Since the UK has been so caught up in the Pandemic, it’s been easy to forget that Brexit even happened, especially since the vote took place all the way back in 2016. The vote itself triggered two general elections and has the instatement of a third Prime Minister, so it’s safe to say that the journey towards leaving the European Union has been a turbulent one. The outlook for the stock market has been bleak, with the UK experiencing its worst recession in over 300 years in 2020. However, with the economy’s phased resumption due to the successful COVID-19 vaccine rollout and with a Brexit trade deal now in place, how is the market faring?
In this article we will uncover the effects that Brexit has had on the stock market, if any, and how it may have affected investors and stock alike.
Boris Johnson’s deal to leave the EU was agreed on the 24th of December 2020 and it had an instant effect upon the UK’s economic landscape. The FTSE 100 experienced an increase in stock trading online and the British Pound also rose in value for a short period following the agreement.
Brexit has been the cause of great uncertainty, especially politically and since the stock market is naturally volatile, it is greatly affected by macroeconomic factors. This political precariousness has seen UK shares be undervalued in comparison to the US, the rest of Europe and Japan. The pandemic has also seen investors stray from the UK market towards the US. This is because there has been a significant rise in interest in the technology sector increase in e-commerce traffic and digitalisation, since many have had to work remotely. The FTSE 100 has therefore struggled to compete in this sector because the US market includes the tech giants that are Apple and Facebook.

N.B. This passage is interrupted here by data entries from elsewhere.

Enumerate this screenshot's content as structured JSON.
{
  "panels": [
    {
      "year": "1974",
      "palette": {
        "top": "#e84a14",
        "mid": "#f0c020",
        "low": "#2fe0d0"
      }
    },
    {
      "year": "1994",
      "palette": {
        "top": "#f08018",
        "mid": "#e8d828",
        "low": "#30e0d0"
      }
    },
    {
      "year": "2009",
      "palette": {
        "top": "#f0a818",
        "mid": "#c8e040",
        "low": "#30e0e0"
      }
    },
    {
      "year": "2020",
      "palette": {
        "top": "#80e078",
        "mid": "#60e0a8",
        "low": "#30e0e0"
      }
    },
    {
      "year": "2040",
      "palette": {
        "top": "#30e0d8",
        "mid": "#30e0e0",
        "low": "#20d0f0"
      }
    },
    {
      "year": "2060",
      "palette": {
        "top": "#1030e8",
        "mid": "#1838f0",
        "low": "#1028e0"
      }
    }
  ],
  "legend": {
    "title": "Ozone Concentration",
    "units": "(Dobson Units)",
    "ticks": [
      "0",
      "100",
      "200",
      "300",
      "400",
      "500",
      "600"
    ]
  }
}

The initial aftermath of the Brexit agreement
The passing of Brexit has provided the UK with more economic and political certainty than it has experienced in years. This has given investors more confidence to assess their position on UK stocks, since the passing of the deal has made it easier to form predictions. The prime minister’s trade deal means that the UK will not have to pay tariffs when trading goods with the EU, which will make for simpler formations of relationships between trading partners.
Because of the long-winded period of uncertainty prior to the securement of an agreement in December, many investors had formulated plans to approach either a Brexit deal or no deal. For many, this meant investing in stock that was least likely to be impacted by the UK’s exit from the EU. Careful planning and analysis of stock value by using a trading platform like plus500.co.uk, for example can reduce the risk of making significant losses, as you can speculate on the price movement of the stock, without owning the underlying asset itself.
Stocks that have benefitted from Brexit
In the first week of 2021’s trading the outlook for the FTSE 1000 was improved by energy shares, banks and miners which supported it. There has been a heavy focus upon investment into UK Exchange Traded Funds (ETFs) since the passing of the Brexit trade deal.
Shares that had experience exposure in the domestic economy had also benefitted, with the iShares FTSE 250 ETF experiencing record highs in December 2020, receiving around 44 million pounds by mid-January according to analysts.
Overall, it would appear that the Brexit deal has had an impact on the Stock market, but it has not made a significant difference. This is largely because the market is more heavily impacted by the effect of the pandemic, since this has dominated the global economic landscape and therefore has been at the forefront of investor’s minds.
With a successful vaccine rollout scheme in place and the UK economy set to fully resume by June, with the proposed ending of lockdown, the FTSE 100 looks to be one of Europe’s most promising prospects for recovery in 2021 and beyond.